The vast majority of what you see, hear and read on CBC radio, TV and the Internet, in French and English, has been made by Guild members. We are on-air, production, technical and administrative employees at CBC/Radio-Canada outside Quebec and Moncton. We are strongly committed to quality Canadian broadcasting and have been leading supporters of the campaigns to save the CBC and public broadcasting during the crises of the recent past.
A Brief History of the Guild at the CBC:
The Guild got its first contract at the CBC in 1953 after it signed up a handful of radio news reporters and editors. At the time, it was called the Canadian Wire Service Guild and there was a greater symmetry between wire service work and broadcasting because radio news and the fledgling field of television news were very dependent on the wire services for information. It was common for announcers to simply read Canadian Press copy over the air. So even as the CBC arm of the union grew, the old Canadian Wire Service Guild name stuck until 1993. That’s when a vote among unionized employees was held at the CBC, designed to decrease the number of unions from 13 to 3. A majority of employees responsible for producing programming chose the Guild and the union’s membership zoomed from 700 to 3,300. And because the nature of the new membership was so varied, a name change was finally in order: the Canadian Media Guild was officially born.
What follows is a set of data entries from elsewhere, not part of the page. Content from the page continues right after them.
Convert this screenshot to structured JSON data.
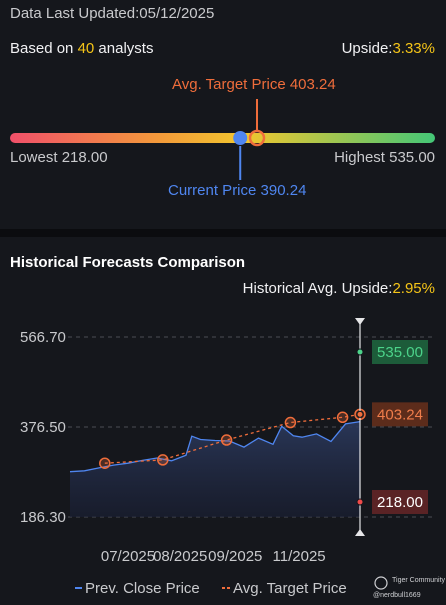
{
  "header": {
    "updated_label": "Data Last Updated:",
    "updated_date": "05/12/2025",
    "based_prefix": "Based on ",
    "analysts_count": "40",
    "based_suffix": " analysts",
    "upside_label": "Upside:",
    "upside_value": "3.33%"
  },
  "range": {
    "avg_target_label": "Avg. Target Price 403.24",
    "lowest_label": "Lowest 218.00",
    "highest_label": "Highest 535.00",
    "current_label": "Current Price 390.24",
    "low": 218.0,
    "high": 535.0,
    "current": 390.24,
    "avg_target": 403.24,
    "colors": {
      "current": "#4f86f0",
      "target": "#ef6d3b"
    }
  },
  "history": {
    "title": "Historical Forecasts Comparison",
    "upside_label": "Historical Avg. Upside:",
    "upside_value": "2.95%"
  },
  "chart_data": {
    "type": "line",
    "y_ticks": [
      "566.70",
      "376.50",
      "186.30"
    ],
    "ylim": [
      186.3,
      566.7
    ],
    "x_ticks": [
      "07/2025",
      "08/2025",
      "09/2025",
      "11/2025"
    ],
    "x_tick_pos": [
      2,
      3.8,
      5.7,
      7.9
    ],
    "x_range": [
      0,
      10
    ],
    "series": [
      {
        "name": "Prev. Close Price",
        "color": "#4f86f0",
        "x": [
          0,
          0.5,
          1,
          1.5,
          2,
          2.5,
          3,
          3.5,
          4,
          4.2,
          4.5,
          5,
          5.5,
          6,
          6.5,
          7,
          7.3,
          7.7,
          8,
          8.5,
          9,
          9.5,
          10
        ],
        "y": [
          282,
          284,
          290,
          296,
          300,
          306,
          311,
          305,
          317,
          357,
          350,
          348,
          347,
          334,
          353,
          340,
          378,
          358,
          355,
          362,
          346,
          383,
          388
        ]
      },
      {
        "name": "Avg. Target Price",
        "color": "#ef6d3b",
        "x": [
          1.2,
          3.2,
          5.4,
          7.6,
          9.4,
          10
        ],
        "y": [
          300,
          307,
          349,
          386,
          397,
          403.24
        ]
      }
    ],
    "end_badges": [
      {
        "label": "535.00",
        "value": 535.0,
        "color": "#4cd38a",
        "bg": "#1d5c3a"
      },
      {
        "label": "403.24",
        "value": 403.24,
        "color": "#ef7d4b",
        "bg": "#5c2c1b"
      },
      {
        "label": "218.00",
        "value": 218.0,
        "color": "#ffffff",
        "bg": "#5a2325"
      }
    ],
    "legend": [
      "Prev. Close Price",
      "Avg. Target Price"
    ]
  },
  "watermark": {
    "brand": "Tiger Community",
    "handle": "@nerdbull1669"
  }
}
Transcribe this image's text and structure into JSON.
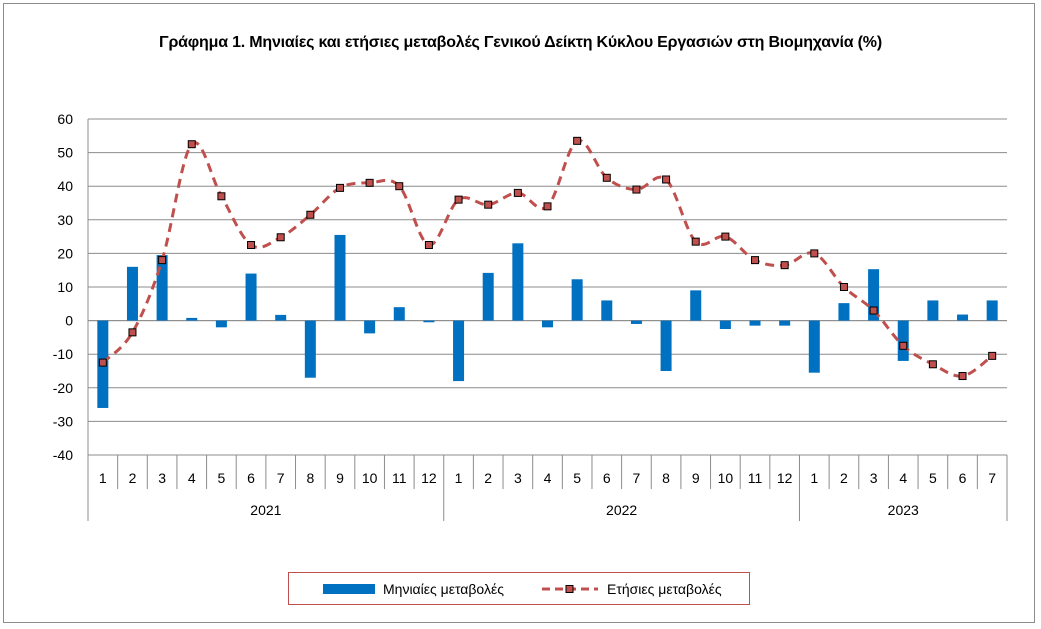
{
  "chart_data": {
    "type": "bar",
    "title": "Γράφημα 1. Μηνιαίες και ετήσιες μεταβολές  Γενικού Δείκτη Κύκλου Εργασιών στη Βιομηχανία (%)",
    "ylim": [
      -40,
      60
    ],
    "yticks": [
      60,
      50,
      40,
      30,
      20,
      10,
      0,
      -10,
      -20,
      -30,
      -40
    ],
    "grid": true,
    "legend_position": "bottom",
    "categories": [
      "1",
      "2",
      "3",
      "4",
      "5",
      "6",
      "7",
      "8",
      "9",
      "10",
      "11",
      "12",
      "1",
      "2",
      "3",
      "4",
      "5",
      "6",
      "7",
      "8",
      "9",
      "10",
      "11",
      "12",
      "1",
      "2",
      "3",
      "4",
      "5",
      "6",
      "7"
    ],
    "groups": [
      {
        "label": "2021",
        "count": 12
      },
      {
        "label": "2022",
        "count": 12
      },
      {
        "label": "2023",
        "count": 7
      }
    ],
    "series": [
      {
        "name": "Μηνιαίες μεταβολές",
        "type": "bar",
        "color": "#0070c0",
        "values": [
          -26,
          16,
          19.5,
          0.8,
          -2,
          14,
          1.7,
          -17,
          25.5,
          -3.8,
          4,
          -0.5,
          -18,
          14.2,
          23,
          -2,
          12.3,
          6,
          -1,
          -15,
          9,
          -2.5,
          -1.5,
          -1.5,
          -15.5,
          5.2,
          15.3,
          -12,
          6,
          1.8,
          6
        ]
      },
      {
        "name": "Ετήσιες μεταβολές",
        "type": "line",
        "color": "#c0504d",
        "values": [
          -12.5,
          -3.5,
          18,
          52.5,
          37,
          22.5,
          24.8,
          31.5,
          39.5,
          41,
          40,
          22.5,
          36,
          34.5,
          38,
          34,
          53.5,
          42.5,
          39,
          42,
          23.5,
          25,
          18,
          16.5,
          20,
          10,
          3,
          -7.5,
          -13,
          -16.5,
          -10.5
        ]
      }
    ]
  }
}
In 1998, the 700 members of the Canadian Broadcast Employees Union, a division of the Canadian Union of Public Employees, merged with CMG. And in late 2003, approximately 1,500 employees formerly represented by the Communication, Energy and Paperworkers union came to the CMG after another representation vote. All non-managerial CBC employees outside of Moncton, NB and the province of Quebec are now represented by the Canadian Media Guild. The unified bargaining unit ratified its first collective agreement in October 2005 after an eight-week lockout.